Not sure how people can live with T-Mobile coverage unless its great where you live and you don't travel much. Whatever Verizon's faults are coverage isn't one of them. Especially LTE which nobody is even close to them on including AT&T.
Obviously speed does not concern you. Maybe Verizon hits more markets (for now), but AT&T is much faster. And if you aren't on LTE, look out. Data speeds drop off considerably on Verizon. In fact, Verizon is the slowest of the four major US carriers in non-LTE markets.

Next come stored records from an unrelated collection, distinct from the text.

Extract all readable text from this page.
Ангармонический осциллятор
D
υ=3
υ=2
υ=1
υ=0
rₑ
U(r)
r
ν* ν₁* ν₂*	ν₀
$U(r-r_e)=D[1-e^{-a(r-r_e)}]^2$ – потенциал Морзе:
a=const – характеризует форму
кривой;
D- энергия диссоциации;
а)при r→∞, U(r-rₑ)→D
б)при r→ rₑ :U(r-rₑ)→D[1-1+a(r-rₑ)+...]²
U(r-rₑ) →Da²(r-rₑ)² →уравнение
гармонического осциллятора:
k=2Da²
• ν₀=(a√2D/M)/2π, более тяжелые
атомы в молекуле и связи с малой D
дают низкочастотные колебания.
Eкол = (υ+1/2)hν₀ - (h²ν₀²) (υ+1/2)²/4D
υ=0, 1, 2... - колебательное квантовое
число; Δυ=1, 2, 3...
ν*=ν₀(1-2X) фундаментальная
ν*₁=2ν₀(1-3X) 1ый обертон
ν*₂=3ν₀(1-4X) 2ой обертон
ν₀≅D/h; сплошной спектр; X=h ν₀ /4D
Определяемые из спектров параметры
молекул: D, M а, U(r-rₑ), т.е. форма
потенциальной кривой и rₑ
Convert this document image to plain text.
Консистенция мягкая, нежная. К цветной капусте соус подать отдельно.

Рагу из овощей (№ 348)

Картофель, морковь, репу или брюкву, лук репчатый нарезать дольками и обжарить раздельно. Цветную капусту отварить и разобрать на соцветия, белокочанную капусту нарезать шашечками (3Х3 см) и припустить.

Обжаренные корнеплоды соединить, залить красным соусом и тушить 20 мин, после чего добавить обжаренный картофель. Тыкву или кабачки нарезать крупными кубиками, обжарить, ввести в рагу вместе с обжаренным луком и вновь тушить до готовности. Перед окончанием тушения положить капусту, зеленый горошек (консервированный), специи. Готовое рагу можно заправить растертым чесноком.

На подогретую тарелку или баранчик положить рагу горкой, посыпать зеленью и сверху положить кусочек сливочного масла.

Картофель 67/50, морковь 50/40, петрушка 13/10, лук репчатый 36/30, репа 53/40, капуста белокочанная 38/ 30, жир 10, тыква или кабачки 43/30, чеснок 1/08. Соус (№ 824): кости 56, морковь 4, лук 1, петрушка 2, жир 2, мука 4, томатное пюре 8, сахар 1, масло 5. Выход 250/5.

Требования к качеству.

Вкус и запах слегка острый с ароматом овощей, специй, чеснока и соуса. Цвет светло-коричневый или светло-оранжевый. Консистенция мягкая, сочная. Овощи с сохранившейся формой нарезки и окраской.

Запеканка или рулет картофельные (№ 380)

I haven't done a direct comparison, but I can't believe it's slower than Sprint's non-LTE (assuming no Wi-Max, which iPhone doesn't support and which Sprint is killing off). Sprint's 3G is slower than AT&T's Edge.
So this https://www.macrumors.com/2013/03/26/t-mobiles-iphone-5-is-a-tweaked-model-a1428-phone-with-aws-support/ isn't a new hardware revision, just software tweaks? Great, else people who bought an unlocked 5 before this would've been burned.
EDIT: Or well, reading carefully, the T-Mobile note doesn't mention it'll add LTE support. Guess I'm wrong and it is new hardware.
The new hardware adds WCDMA 1700 (what T-Mobile calls "4G"). The existing hardware already supports LTE Band 4 and just needs the update.